Bizim Burhan Gürkan Müdür, “Mete Adanır Stadı’nın bitmeyen derdi” başlığını kullandı haberde. Halbuki ben olaya başka bir pencereden baktığımda, stadı çevreleyen çevre duvarları üzerine, doğru ellerden çıkma ve sporu tema alan grafitiler yapılsa çok güzel bir görüntü yaratacağı kanaatindeyim.
1960 yıllarda kendini gösteren hip hop kültürünün bir ürünü olarak, Amerika’dan dünyaya yayılan grafitinin bir sanat olduğunu düşünenlerin sayısı az değil. Ben de bunlardanım. Ancak doğru yere, doğru çizimler olmalı.
***
Yine Yenidüzen’in haberinden yola çıkarak, küfürlü yazılar olduğu söyleniyor, duvar üzerinde.
Benim düşünceme göre, önce bu duvar üzerine astar niyetiyle bir beyaz boya çekilmeli, sonrasında da bu çevre duvarının her iki tarafı da (içe bakan tarafı da, yola bakan tarafı da) emin ellere teslim edilmeli.
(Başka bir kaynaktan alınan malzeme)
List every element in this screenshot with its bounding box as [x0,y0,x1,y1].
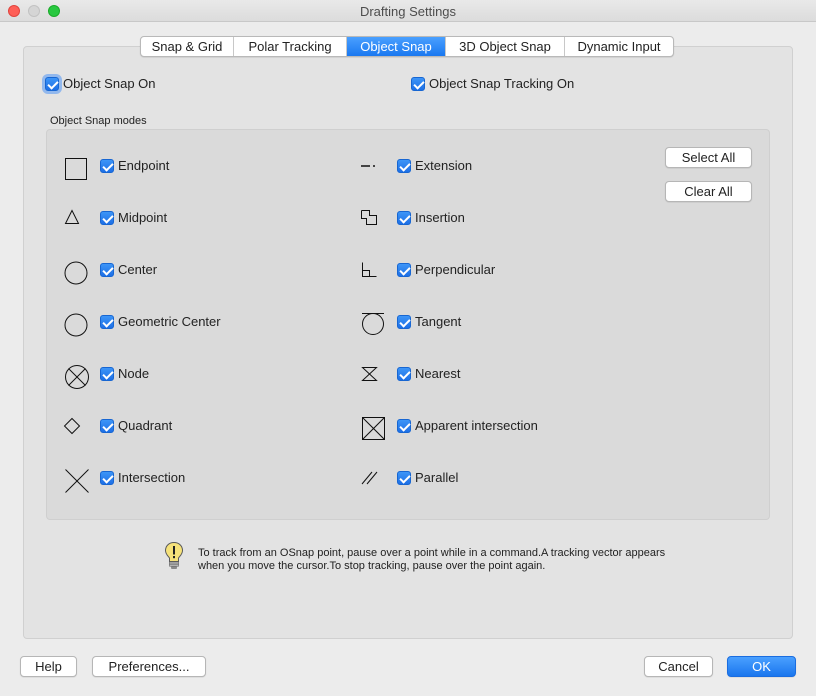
parallel-icon [361,470,379,486]
midpoint-icon [64,209,80,225]
extension-icon [360,160,378,172]
lightbulb-icon [164,541,184,574]
intersection-checkbox[interactable] [100,471,114,485]
parallel-label: Parallel [415,470,459,485]
node-label: Node [118,366,150,381]
endpoint-label: Endpoint [118,158,170,173]
clear-all-button[interactable]: Clear All [665,181,752,202]
ok-button[interactable]: OK [727,656,796,677]
object-snap-tracking-on-label: Object Snap Tracking On [429,76,575,91]
tab-bar: Snap & Grid Polar Tracking Object Snap 3… [140,36,674,57]
midpoint-checkbox[interactable] [100,211,114,225]
object-snap-on-label: Object Snap On [63,76,156,91]
tracking-hint-text: To track from an OSnap point, pause over… [198,547,666,572]
tab-object-snap[interactable]: Object Snap [347,37,446,56]
tab-snap-grid[interactable]: Snap & Grid [141,37,234,56]
geometric-center-checkbox[interactable] [100,315,114,329]
tab-dynamic-input[interactable]: Dynamic Input [565,37,673,56]
center-checkbox[interactable] [100,263,114,277]
intersection-icon [64,468,90,494]
extension-label: Extension [415,158,473,173]
endpoint-icon [64,156,88,180]
apparent-intersection-icon [361,416,387,442]
apparent-intersection-checkbox[interactable] [397,419,411,433]
insertion-label: Insertion [415,210,465,225]
object-snap-on-checkbox[interactable] [45,77,59,91]
window-title: Drafting Settings [359,4,457,19]
object-snap-tracking-on-checkbox[interactable] [411,77,425,91]
nearest-checkbox[interactable] [397,367,411,381]
perpendicular-label: Perpendicular [415,262,496,277]
select-all-button[interactable]: Select All [665,147,752,168]
tangent-icon [360,311,386,337]
title-bar: Drafting Settings [0,0,816,22]
help-button[interactable]: Help [20,656,77,677]
apparent-intersection-label: Apparent intersection [415,418,538,433]
geometric-center-icon [64,313,88,337]
nearest-icon [361,366,379,382]
perpendicular-icon [360,261,378,279]
object-snap-modes-title: Object Snap modes [50,115,147,127]
quadrant-checkbox[interactable] [100,419,114,433]
tangent-checkbox[interactable] [397,315,411,329]
parallel-checkbox[interactable] [397,471,411,485]
node-checkbox[interactable] [100,367,114,381]
tangent-label: Tangent [415,314,462,329]
quadrant-icon [63,417,81,435]
endpoint-checkbox[interactable] [100,159,114,173]
nearest-label: Nearest [415,366,461,381]
insertion-checkbox[interactable] [397,211,411,225]
preferences-button[interactable]: Preferences... [92,656,206,677]
perpendicular-checkbox[interactable] [397,263,411,277]
geometric-center-label: Geometric Center [118,314,221,329]
cancel-button[interactable]: Cancel [644,656,713,677]
center-icon [64,261,88,285]
extension-checkbox[interactable] [397,159,411,173]
tab-3d-object-snap[interactable]: 3D Object Snap [446,37,565,56]
tab-polar-tracking[interactable]: Polar Tracking [234,37,347,56]
center-label: Center [118,262,158,277]
midpoint-label: Midpoint [118,210,168,225]
insertion-icon [360,209,378,227]
intersection-label: Intersection [118,470,186,485]
quadrant-label: Quadrant [118,418,173,433]
node-icon [64,364,90,390]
Küçük Kaymaklı’nın Şht. Hüseyin Ruso Stadı’nda olduğu gibi.
Neler neler çizilmez ki o duvar üzerine…
Sevim Ebeoğlu’dan tutun da, Mete Adanır’a, Girne takımlarında forma giymiş futbolculara…
Sonra sadece Girne ile de sınırlı kalmadan, tüm ülke futboluna yayılarak, iz bırakanlar yer bulabilir… Defderalı, Minci, Galliga, Kaptan Erbay, Karayel, Ahmed Sami Topcan, Atilla Topaloğlu, Mehmet Pars, Ruso…
Ve hatta yolu buralardan geçmiş ya da buralara dokunmuş olan ünlü futbolculara… Puskas, Dorgba, Lua Lua, Ceyhun…
***
Dilendiği takdirde, Dünya yıldızlarına da yer verilebilir… Logolar, işlenebilir…
Hatta futboldan çıkılıp, diğer spor branşlarından da eklemeler yapılabilir… Yiğitcan gibi, Meliz gibi, Reşat Oğuz gibi, Eliz Maloney gibi, Yönlüer Hoca gibi, Harika Kıral gibi, Merve gibi…
Şu anki haliyle vandallık olarak değerlendirilebilir, ancak, yukarıdaki kişiler işlenirse bu büyükçe duvar üzerine, bir sanata dönüşebilir bu stadın çevre duvarı.
Bunun birçok örneğini yurt dışında görüyoruz.
Spor tesislerinin çevre duvarlarına, hatta salonların iç duvarlarına kadar bu çizimler yapılıyor.
Bu beraberinde aidiyeti de getiriyor. O grafitiyi çizen ve emeği geçen herkes, çizimini (eserini) sahiplenerek, belirli aralıklarla rötuşlarını yapıyor, elden geçiriyor. Bir nevi onu hayatta tutuyor.
***
Ve yenilenenler…
Yeni şampiyonluklar, yeni başarılar, yeni yıldızlar, yeni yüzler, yeni çizimlerle bir devinim sağlanabilir.
***
Yani haberi okuduktan sonra, usumda belirenleri canlandırdığımda, Mete Adanır Stadı’nın çevresini, bir açık alan sergisine çevirip de, stadın çevresini turlayan herkese ülke ve dünya sporunu farklı bir gözle tanıtma şansını yakalayabiliriz.
Böylelikle Mete Adanır’ın bitmeyen derdini de, olumlu ve modern bir sanatla olumluya döndürebiliriz.